Phil Neal: Football needs more men like Joe Fagan

February 4, 1984
Liverpool’s phenomenal run of success owes a great deal to the individual habits and quirks of its great managers – and Joe Fagan is no exception according to his long-serving England full-back, Phil Neal.

“I didn’t play under Bill Shankly, but I know a good deal about his approach, and of course I’ve served under Bob Paisley for several seasons,” he recalls.

Both of them had their own way of motivating the lads, and Joe Fagan had his way too. We have a little joke going between us.

“Before every he goes out to have a look at the pitch, and when he comes back I say to him: ‘What’s it like then, boss?’”

Bit of a giggle.
He always says exactly the same thing – “Perfect lad, you’ll enjoy playing on it” – and I always have a bit of a giggle because quite often you know perfectly well that the pitch is really terrible.

“The important thing is the attitude, which is that you have to believe you can play well, and not let yourself be worried about problems in advance.

“I’ve known a good many sides lose game in the past because they were worried about the referee or the pitch or one of the other side’s defenders, and didn’t play up their own potential.

“We’ve played on a few funny old pitches in recent weeks, and we might easily have lost if we’d allowed ourselves to think.

“It was a mud heap at Sheffield, which was all against our style of play, and like a skating rink at Aston Villa, but we just went out and got on with the job.

“If we had complained it wouldn’t have made any difference so you might as well make the best of it and pretend everything in the garden is lovely.

“Against Villa, we conceded a goal quite early on which we knew came from an offside position – even their lad Paul Rideout agreed it was clear cut.

“If we had let that upset us we’d have lost because Villa are a good side, but it just made us that bit more determined to get back into the game.”

Fagan’s attitude is hardly surprising, given his long association with the club and its traditions. “We’ve all known Joe for years and we were delighted when he was given the job,” says Neal.

“He’s about the most honest man I’ve ever met. There are not too many people about who can look you straight in the face and tell you exactly how you’ve done, without pulling any punches, but without any malice either, and who can make totally unbiased comments.

“Not that that came as any surprise because we all knew what he had done under the old boss Bob Paisley. Joe has always been very close to the players, and for years he was the person we always went to with problems.

“He’s the man you not only respect but like as well, and I tell you what, if we come near to winning anything this season, the players will be pulling out all the stops for him. We’d dearly like to give him a bit of silverware to remember us by after all those years in the background.

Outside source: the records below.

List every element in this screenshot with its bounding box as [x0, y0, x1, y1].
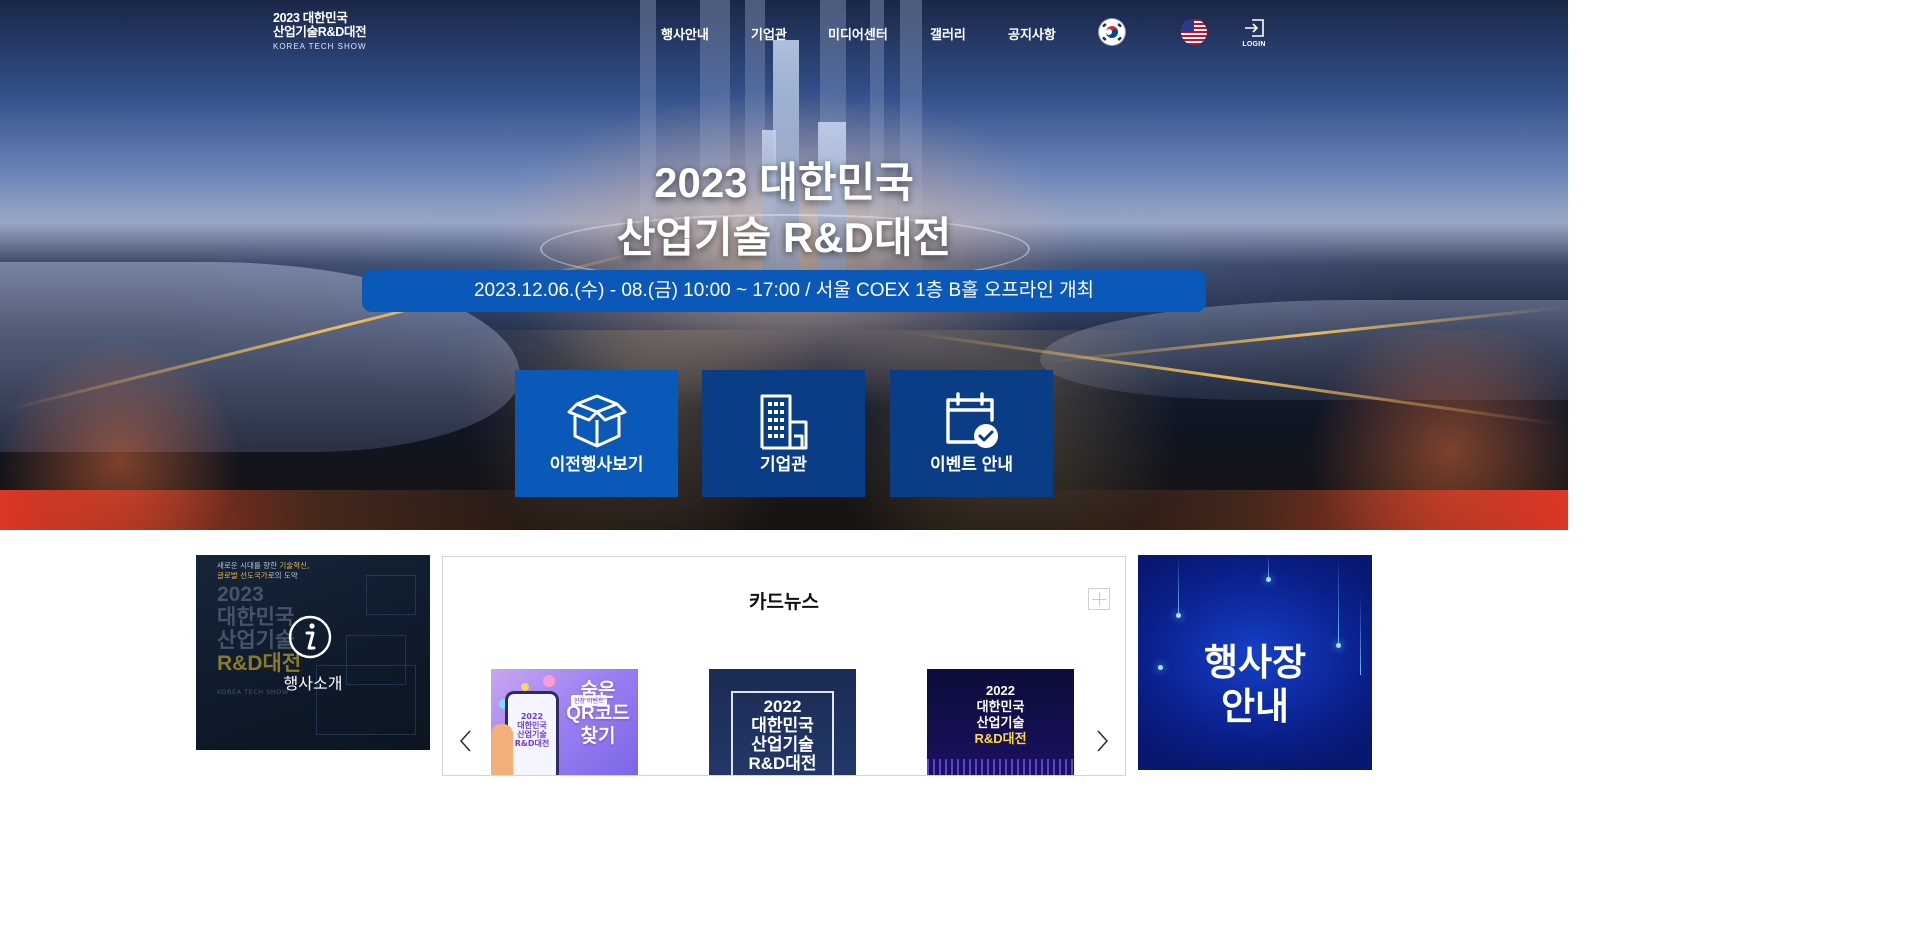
logo-subtitle: KOREA TECH SHOW — [273, 42, 367, 51]
phone-text: R&D대전 — [514, 739, 550, 748]
hero-title-line1: 2023 대한민국 — [654, 159, 914, 206]
chevron-left-icon[interactable] — [457, 729, 473, 753]
event-intro-card[interactable]: 새로운 시대를 향한 기술혁신, 글로벌 선도국가로의 도약 2023 대한민국… — [196, 555, 430, 750]
decorative-ball — [521, 683, 529, 691]
intro-tagline-highlight: 기술혁신, — [279, 561, 310, 570]
companies-label: 기업관 — [760, 455, 807, 474]
hero-title: 2023 대한민국 산업기술 R&D대전 — [0, 155, 1568, 265]
intro-tagline-highlight: 글로벌 선도국가 — [217, 571, 268, 580]
korean-flag-icon[interactable] — [1099, 19, 1125, 45]
card-news-item[interactable]: 2022 대한민국 산업기술 R&D대전 현장 이벤트 숨은 QR코드 찾기 — [491, 669, 638, 775]
venue-guide-line: 안내 — [1220, 686, 1290, 727]
phone-text: 2022 — [520, 712, 544, 721]
card-title-line: 산업기술 — [976, 715, 1025, 730]
card-title-line: 2022 — [986, 683, 1015, 698]
card-news-item[interactable]: 2022 대한민국 산업기술 R&D대전 — [927, 669, 1074, 775]
card-title-line: R&D대전 — [748, 754, 817, 773]
card-title: 2022 대한민국 산업기술 R&D대전 — [927, 683, 1074, 747]
phone-text: 대한민국 — [517, 721, 547, 730]
intro-name-line: 대한민국 — [217, 606, 295, 629]
info-icon — [288, 615, 332, 659]
intro-name-line: 산업기술 — [217, 629, 295, 652]
intro-tagline: 새로운 시대를 향한 기술혁신, 글로벌 선도국가로의 도약 — [217, 561, 309, 581]
card-title: 2022 대한민국 산업기술 R&D대전 — [709, 697, 856, 773]
light-line — [1338, 555, 1339, 645]
light-line — [1178, 555, 1179, 615]
us-flag-canton — [1181, 19, 1194, 32]
event-guide-label: 이벤트 안내 — [930, 455, 1013, 474]
hand-illustration — [491, 724, 513, 775]
card-news-more-button[interactable] — [1088, 588, 1110, 610]
light-dot — [1176, 613, 1181, 618]
login-icon — [1245, 19, 1264, 37]
decorative-dots — [927, 759, 1074, 775]
open-box-icon — [567, 394, 626, 448]
card-title-line: 산업기술 — [751, 735, 814, 754]
event-date-bar: 2023.12.06.(수) - 08.(금) 10:00 ~ 17:00 / … — [362, 270, 1206, 312]
phone-text: 산업기술 — [517, 730, 547, 739]
intro-tagline-part: 새로운 시대를 향한 — [217, 561, 280, 570]
card-headline-line: 숨은 — [580, 680, 616, 701]
card-title-line: R&D대전 — [974, 731, 1027, 746]
venue-guide-line: 행사장 — [1203, 642, 1307, 683]
past-events-button[interactable]: 이전행사보기 — [515, 370, 678, 497]
card-news-item[interactable]: 2022 대한민국 산업기술 R&D대전 — [709, 669, 856, 775]
past-events-label: 이전행사보기 — [549, 455, 644, 474]
building-icon — [760, 394, 807, 450]
logo-line2: 산업기술R&D대전 — [273, 25, 367, 39]
light-dot — [1266, 577, 1271, 582]
card-headline-line: 찾기 — [580, 726, 616, 747]
chevron-right-icon[interactable] — [1095, 729, 1111, 753]
login-button[interactable]: LOGIN — [1241, 19, 1267, 48]
us-flag-icon[interactable] — [1181, 19, 1207, 45]
nav-item-companies[interactable]: 기업관 — [751, 24, 787, 43]
grid-decoration — [366, 575, 416, 615]
nav-item-media-center[interactable]: 미디어센터 — [828, 24, 888, 43]
nav-item-gallery[interactable]: 갤러리 — [930, 24, 966, 43]
nav-item-notice[interactable]: 공지사항 — [1008, 24, 1056, 43]
card-news-title: 카드뉴스 — [749, 592, 819, 613]
calendar-check-icon — [945, 392, 998, 448]
intro-tagline-part: 로의 도약 — [267, 571, 298, 580]
hero-title-line2: 산업기술 R&D대전 — [616, 214, 952, 261]
card-headline: 숨은 QR코드 찾기 — [559, 679, 637, 748]
card-news-section: 카드뉴스 2022 대한민국 산업기술 R&D대전 현장 이벤트 숨은 QR코드… — [442, 556, 1126, 776]
phone-illustration: 2022 대한민국 산업기술 R&D대전 — [505, 691, 559, 775]
card-headline-line: QR코드 — [566, 703, 630, 724]
event-intro-label: 행사소개 — [283, 676, 343, 693]
nav-item-event-info[interactable]: 행사안내 — [661, 24, 709, 43]
event-guide-button[interactable]: 이벤트 안내 — [890, 370, 1053, 497]
decorative-ball — [543, 675, 555, 687]
logo-line1: 2023 대한민국 — [273, 11, 348, 25]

“Playing Villa the other night reminded me of that time a few seasons ago when we got done 5-1. I’ll never forget what he said to us afterwards, behind closed doors, and the effect it had.

“We went on to win the League, and most of us remember that an awful lot of the credit for that was due to him.

“You hear a lot about flamboyant managers who are constantly in the headlines, and about managers, who are always criticising players and other managers in public.

“The gaffer never does that sort of thing. I can’t remember him criticising anyone in public even once since he took over. Football needs a lot more men like him.”

Joe Fagan’s promotion hasn’t made much difference to Neal’s own style of play, which remains much as it was when he first came into the team.

“I suppose I used to go down the flanks more than I do now,” he agrees. “When I first came in, I was always doing overlapping runs, but now I tend just to go forward and fill in midfield.

“Of course we play three rather than four in the middle now so there’s more room for that, although really we have never stuck rigidly to any formation.

“Basically our game has always been about running and passing, with those not in possession trying to find space.

“We have never paid too much attention to other sides – we never watch video recordings of games – or set piece situations. Running and passing are what it’s all about, and it hasn’t done too badly for us!”